Stando alla nota del professor Maurizio Mori, già docente di Filosofia Morale all’Università di Torino, presidente dell’associazione e membro del Comitato Nazionale di Bioetica, in primo luogo, è utile ripercorrere i due casi precedenti a quello di Gloria. In Italia la prima richiesta è stata quella di Federico Carboni, per i media Mario, 44enne tetraplegico per più di 10 anni a seguito di un tragico incidente stradale. Il 16 giugno 2022, grazie all’assistenza del dottor Mario Riccio – che è stato il punto di riferimento anche per Gloria – la libera scelta di Federico è venuta a compimento, non senza iniziali resistenze da alcuni settori delle istituzioni sanitarie marchigiane. A intervenire per appianare le difficoltà sono stati il Tribunale di Ancona, appellandosi al rispetto della Sentenza n.242/19 della Corte costituzionale, e l’Associazione Luca Coscioni. Grazie a quest’ultima Federico ha potuto contare su una raccolta fondi di 5mila euro, essenziale per finanziare il farmaco letale e le attrezzature necessarie.

La seconda richiesta è stata in Toscana, da parte di un cittadino di Pisa. Grazie all’assistenza del dottor Paolo Malacarne – membro della Consulta di Bioetica- la ATNO (Azienda USL della Toscana Nord Ovest) ha preso in carico la procedura, in sinergia con il Comitato per l’Etica Clinica. Questo caso, avviato nella primavera del 2021, è stato affrontato con la preparazione e la delibera degli organi preposti, senza particolari ostacoli procedurali. Nell’estate del 2021, per volontà del paziente assistito, il caso si è chiuso spostandosi verso una scelta diversa da quella del suicidio assistito, in accordo con i medici curanti nell’ambito delle cure palliative.

Infine, la terza paziente già ricordata è stata la veneta Gloria. Un caso che offre precedenti cruciali, vista l’assenza di mediazione da parte di un tribunale e la completa fornitura di farmaci e attrezzature da parte dell’Azienda sanitaria.

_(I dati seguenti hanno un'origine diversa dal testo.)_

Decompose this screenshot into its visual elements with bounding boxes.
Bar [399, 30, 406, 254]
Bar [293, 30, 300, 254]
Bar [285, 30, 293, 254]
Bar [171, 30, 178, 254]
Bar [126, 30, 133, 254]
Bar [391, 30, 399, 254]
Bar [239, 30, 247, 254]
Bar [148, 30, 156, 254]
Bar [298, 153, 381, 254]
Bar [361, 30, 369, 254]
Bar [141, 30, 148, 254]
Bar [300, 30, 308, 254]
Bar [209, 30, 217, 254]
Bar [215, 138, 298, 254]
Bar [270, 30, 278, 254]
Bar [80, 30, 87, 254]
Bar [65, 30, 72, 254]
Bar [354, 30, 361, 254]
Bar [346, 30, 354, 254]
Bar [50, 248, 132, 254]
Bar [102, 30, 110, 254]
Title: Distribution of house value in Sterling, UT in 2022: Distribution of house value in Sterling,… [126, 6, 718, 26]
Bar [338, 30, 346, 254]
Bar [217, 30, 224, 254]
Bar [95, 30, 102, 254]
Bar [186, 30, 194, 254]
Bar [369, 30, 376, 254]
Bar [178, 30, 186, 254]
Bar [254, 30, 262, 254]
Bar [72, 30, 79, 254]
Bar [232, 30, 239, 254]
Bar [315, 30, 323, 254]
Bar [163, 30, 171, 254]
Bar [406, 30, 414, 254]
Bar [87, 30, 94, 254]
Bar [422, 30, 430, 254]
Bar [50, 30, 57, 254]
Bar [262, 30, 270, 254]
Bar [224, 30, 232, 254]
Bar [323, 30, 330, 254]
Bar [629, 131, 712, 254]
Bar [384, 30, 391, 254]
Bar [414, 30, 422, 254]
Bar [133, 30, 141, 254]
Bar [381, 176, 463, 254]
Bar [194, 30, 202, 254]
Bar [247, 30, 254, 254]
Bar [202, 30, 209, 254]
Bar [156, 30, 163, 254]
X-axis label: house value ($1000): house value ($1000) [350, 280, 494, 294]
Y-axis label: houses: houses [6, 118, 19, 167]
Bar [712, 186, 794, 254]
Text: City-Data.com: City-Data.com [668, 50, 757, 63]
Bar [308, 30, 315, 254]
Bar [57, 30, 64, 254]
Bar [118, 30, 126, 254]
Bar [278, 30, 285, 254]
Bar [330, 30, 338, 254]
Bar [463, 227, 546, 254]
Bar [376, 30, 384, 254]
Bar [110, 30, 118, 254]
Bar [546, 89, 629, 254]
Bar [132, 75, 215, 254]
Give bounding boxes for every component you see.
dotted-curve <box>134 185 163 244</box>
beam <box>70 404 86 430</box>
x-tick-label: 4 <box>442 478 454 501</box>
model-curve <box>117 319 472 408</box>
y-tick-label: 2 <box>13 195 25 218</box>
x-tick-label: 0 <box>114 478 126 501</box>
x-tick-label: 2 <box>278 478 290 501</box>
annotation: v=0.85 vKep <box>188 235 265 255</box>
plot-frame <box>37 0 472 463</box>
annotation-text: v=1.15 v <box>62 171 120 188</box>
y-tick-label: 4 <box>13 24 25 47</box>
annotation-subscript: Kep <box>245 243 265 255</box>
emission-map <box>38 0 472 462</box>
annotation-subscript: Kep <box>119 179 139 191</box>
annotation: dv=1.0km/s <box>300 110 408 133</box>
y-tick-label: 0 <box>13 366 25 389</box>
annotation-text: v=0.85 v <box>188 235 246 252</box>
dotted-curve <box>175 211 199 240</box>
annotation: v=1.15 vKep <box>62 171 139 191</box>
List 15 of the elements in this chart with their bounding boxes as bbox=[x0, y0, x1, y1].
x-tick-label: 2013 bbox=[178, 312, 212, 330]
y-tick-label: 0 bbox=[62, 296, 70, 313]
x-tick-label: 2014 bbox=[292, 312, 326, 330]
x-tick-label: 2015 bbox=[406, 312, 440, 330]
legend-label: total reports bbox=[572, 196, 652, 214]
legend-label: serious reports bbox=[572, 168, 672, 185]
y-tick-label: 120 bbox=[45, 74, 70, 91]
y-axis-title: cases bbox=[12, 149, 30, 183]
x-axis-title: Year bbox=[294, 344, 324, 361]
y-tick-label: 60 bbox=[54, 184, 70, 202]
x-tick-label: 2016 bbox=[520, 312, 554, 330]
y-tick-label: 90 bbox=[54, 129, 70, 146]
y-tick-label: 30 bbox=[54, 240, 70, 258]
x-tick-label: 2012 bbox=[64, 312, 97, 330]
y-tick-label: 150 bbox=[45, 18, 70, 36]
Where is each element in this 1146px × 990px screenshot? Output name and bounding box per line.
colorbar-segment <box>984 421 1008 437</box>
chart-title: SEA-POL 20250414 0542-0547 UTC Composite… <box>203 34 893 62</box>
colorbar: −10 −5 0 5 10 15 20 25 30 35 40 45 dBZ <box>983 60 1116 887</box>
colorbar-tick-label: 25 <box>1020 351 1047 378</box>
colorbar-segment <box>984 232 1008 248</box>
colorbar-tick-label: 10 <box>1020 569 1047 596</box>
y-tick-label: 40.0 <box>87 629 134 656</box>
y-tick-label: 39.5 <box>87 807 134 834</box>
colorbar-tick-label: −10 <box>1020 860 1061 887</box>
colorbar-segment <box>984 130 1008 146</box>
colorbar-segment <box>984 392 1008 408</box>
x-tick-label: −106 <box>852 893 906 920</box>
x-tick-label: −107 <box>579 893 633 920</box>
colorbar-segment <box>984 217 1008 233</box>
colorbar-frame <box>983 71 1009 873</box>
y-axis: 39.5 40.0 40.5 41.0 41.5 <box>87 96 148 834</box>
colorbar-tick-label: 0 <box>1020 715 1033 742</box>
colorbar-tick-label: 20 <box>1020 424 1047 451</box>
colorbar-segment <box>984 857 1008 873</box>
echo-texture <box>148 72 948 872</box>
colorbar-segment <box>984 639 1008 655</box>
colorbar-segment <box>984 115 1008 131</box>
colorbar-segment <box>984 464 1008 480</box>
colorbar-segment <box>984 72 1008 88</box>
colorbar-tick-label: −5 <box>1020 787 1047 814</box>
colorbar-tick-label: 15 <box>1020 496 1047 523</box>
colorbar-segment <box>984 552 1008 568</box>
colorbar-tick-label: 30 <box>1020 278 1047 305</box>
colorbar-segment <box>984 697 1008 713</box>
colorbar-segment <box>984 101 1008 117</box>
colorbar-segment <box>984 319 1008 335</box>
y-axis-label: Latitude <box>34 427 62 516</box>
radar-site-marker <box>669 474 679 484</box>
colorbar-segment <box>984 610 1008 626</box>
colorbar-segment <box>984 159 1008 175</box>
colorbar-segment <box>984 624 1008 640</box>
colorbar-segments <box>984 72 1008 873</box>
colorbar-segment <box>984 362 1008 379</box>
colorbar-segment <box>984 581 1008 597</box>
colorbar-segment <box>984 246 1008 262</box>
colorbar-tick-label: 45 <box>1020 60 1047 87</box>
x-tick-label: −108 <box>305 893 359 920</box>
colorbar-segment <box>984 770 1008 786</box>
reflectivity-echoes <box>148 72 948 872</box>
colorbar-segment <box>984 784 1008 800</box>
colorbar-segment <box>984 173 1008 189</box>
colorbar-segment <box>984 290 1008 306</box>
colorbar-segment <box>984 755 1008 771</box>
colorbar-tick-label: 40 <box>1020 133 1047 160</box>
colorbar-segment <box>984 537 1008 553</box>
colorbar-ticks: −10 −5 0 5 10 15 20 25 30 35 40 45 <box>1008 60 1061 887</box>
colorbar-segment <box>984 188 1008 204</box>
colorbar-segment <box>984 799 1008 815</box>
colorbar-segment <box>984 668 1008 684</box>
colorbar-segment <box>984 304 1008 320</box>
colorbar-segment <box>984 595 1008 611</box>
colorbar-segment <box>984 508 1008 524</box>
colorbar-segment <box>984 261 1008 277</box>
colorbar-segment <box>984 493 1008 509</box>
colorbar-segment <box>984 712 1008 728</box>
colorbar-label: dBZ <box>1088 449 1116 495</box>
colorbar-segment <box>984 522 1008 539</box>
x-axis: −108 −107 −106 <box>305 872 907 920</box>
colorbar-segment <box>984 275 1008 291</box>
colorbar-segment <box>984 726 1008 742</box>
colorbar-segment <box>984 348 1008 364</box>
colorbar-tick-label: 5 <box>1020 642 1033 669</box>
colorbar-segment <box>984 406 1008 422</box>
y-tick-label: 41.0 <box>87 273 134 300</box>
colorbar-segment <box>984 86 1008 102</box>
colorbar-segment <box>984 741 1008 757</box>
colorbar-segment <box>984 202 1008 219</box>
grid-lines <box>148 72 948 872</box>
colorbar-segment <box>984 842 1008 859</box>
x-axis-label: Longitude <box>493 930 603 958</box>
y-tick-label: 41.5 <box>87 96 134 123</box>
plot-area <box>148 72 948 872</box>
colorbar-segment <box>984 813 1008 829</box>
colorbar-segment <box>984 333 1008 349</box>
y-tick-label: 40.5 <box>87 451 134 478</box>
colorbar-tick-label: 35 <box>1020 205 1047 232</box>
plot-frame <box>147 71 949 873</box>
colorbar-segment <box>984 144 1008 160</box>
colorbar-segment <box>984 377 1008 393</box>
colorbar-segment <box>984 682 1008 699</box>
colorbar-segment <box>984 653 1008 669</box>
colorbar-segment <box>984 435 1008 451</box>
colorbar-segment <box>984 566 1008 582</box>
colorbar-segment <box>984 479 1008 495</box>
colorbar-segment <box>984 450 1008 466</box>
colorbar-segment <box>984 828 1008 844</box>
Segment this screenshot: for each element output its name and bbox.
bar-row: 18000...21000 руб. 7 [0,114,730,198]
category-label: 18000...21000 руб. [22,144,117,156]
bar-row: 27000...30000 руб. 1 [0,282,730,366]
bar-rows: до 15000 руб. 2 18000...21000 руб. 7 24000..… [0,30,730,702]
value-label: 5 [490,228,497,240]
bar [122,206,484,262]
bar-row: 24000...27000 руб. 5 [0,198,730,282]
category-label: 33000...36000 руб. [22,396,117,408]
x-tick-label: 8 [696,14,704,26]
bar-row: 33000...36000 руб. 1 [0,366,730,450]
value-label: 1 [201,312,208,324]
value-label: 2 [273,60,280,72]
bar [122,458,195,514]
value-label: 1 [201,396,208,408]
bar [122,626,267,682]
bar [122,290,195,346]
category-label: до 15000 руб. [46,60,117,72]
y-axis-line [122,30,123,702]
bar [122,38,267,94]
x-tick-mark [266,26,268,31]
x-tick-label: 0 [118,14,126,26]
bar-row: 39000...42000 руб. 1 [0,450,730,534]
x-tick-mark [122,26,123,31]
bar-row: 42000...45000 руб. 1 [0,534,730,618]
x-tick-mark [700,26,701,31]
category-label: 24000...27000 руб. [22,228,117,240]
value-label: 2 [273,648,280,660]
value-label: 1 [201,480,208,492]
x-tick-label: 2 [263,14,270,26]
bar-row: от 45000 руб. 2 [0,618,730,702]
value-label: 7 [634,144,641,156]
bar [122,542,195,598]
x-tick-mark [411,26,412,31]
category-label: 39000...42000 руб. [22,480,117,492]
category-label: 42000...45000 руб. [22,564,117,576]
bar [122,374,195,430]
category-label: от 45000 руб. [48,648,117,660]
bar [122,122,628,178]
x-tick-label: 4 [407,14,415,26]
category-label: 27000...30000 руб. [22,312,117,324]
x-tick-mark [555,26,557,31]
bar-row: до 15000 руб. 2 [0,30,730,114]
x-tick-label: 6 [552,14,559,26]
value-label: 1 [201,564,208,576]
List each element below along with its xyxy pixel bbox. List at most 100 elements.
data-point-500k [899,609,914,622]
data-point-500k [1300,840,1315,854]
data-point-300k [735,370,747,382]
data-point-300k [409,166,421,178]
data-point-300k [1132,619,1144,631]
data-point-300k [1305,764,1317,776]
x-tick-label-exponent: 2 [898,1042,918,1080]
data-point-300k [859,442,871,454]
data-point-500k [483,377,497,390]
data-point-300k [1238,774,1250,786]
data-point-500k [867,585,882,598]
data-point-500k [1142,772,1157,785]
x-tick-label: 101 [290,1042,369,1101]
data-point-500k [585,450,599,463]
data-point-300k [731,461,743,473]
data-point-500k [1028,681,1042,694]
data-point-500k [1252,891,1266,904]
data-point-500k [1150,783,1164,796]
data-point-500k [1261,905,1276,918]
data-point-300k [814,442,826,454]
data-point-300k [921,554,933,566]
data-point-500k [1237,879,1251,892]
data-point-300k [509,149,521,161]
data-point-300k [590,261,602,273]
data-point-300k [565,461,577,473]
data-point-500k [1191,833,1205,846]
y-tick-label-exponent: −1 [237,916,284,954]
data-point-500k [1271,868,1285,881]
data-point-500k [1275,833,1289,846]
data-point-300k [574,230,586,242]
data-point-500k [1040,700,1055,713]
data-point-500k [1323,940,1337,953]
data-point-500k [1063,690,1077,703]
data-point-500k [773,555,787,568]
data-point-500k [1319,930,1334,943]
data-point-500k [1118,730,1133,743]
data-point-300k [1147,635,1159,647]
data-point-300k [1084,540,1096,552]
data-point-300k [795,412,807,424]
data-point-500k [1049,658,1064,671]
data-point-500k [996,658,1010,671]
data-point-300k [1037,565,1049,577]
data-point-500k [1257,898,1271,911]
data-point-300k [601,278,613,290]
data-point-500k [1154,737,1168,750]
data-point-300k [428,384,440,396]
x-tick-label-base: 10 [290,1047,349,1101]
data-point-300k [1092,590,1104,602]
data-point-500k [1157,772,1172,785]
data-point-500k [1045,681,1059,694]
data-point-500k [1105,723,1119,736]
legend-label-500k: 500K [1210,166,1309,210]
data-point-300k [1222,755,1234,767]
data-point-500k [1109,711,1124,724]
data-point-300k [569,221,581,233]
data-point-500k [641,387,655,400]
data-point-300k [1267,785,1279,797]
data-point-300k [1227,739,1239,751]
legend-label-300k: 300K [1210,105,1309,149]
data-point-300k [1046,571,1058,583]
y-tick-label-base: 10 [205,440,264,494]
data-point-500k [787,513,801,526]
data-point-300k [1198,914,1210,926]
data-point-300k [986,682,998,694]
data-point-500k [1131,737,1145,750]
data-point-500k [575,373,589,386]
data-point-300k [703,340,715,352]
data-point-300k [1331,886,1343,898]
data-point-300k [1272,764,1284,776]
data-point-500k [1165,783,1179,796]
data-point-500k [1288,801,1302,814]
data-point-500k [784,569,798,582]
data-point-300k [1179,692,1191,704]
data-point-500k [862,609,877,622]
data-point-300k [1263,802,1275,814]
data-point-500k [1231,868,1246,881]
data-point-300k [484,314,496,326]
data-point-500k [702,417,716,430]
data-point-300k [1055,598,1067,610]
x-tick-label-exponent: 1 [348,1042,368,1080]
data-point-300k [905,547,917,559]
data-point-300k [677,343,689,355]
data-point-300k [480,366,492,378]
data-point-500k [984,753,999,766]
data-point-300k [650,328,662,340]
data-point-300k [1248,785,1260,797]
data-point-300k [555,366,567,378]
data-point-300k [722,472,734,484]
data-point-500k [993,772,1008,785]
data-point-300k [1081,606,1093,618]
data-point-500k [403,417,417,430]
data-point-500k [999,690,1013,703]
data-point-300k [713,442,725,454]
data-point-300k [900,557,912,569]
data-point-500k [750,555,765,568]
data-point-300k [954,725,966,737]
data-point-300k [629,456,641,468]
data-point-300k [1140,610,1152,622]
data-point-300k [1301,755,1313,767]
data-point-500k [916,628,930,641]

Queste tre situazioni mostrano in modo incontrovertibile come la sensibilità e la domanda per la possibilità di autodeterminarsi al termine della propria vita stiano crescendo. Come ha osservato Vladimiro Zagrebelsky, già giudice della Corte europea dei Diritti dell’Uomo, l’assistenza medica al suicidio dovrebbe essere inclusa nei LEA, ossia i Livelli Essenziali di Assistenza. Mariella Immacolato, medico legale presso ESTAV-Toscana, ha invece evidenziato il significato culturale e morale del coinvolgimento diretto delle istituzioni sanitarie in questi procedimenti. Mettere a disposizione dei pazienti i farmaci e i macchinari necessari non risponde solo a un’esigenza di natura economica, ma fa emergere come il diritto al fine vita nasca all’interno della coscienza medica e profondamente umana, senza essere strettamente imposto da norme giuridiche.

Per quanto siano fondamentali e auspicabili leggi apposite che tutelino il percorso di SMA, ad oggi è sempre più evidente che siamo di fronte alla nascita di una nuova pratica sociale la cui essenza si radica innanzitutto nel desiderio, naturale e comprensibile, di mettere fine a condizioni di vita insostenibili. Come la Consulta Bioetica ricorda sul suo sito, con una citazione di Stuart Mill, l’individuo è sovrano su se stesso, sulla propria mente e sul proprio corpo. Aiutare chi lo richiede a liberarsi da uno stato non più di vita, ma di sopravvivenza, è un gesto di pietà ed empatia. Ragione per cui questi progressi devono essere accolti e incentivati con spirito etico e civile.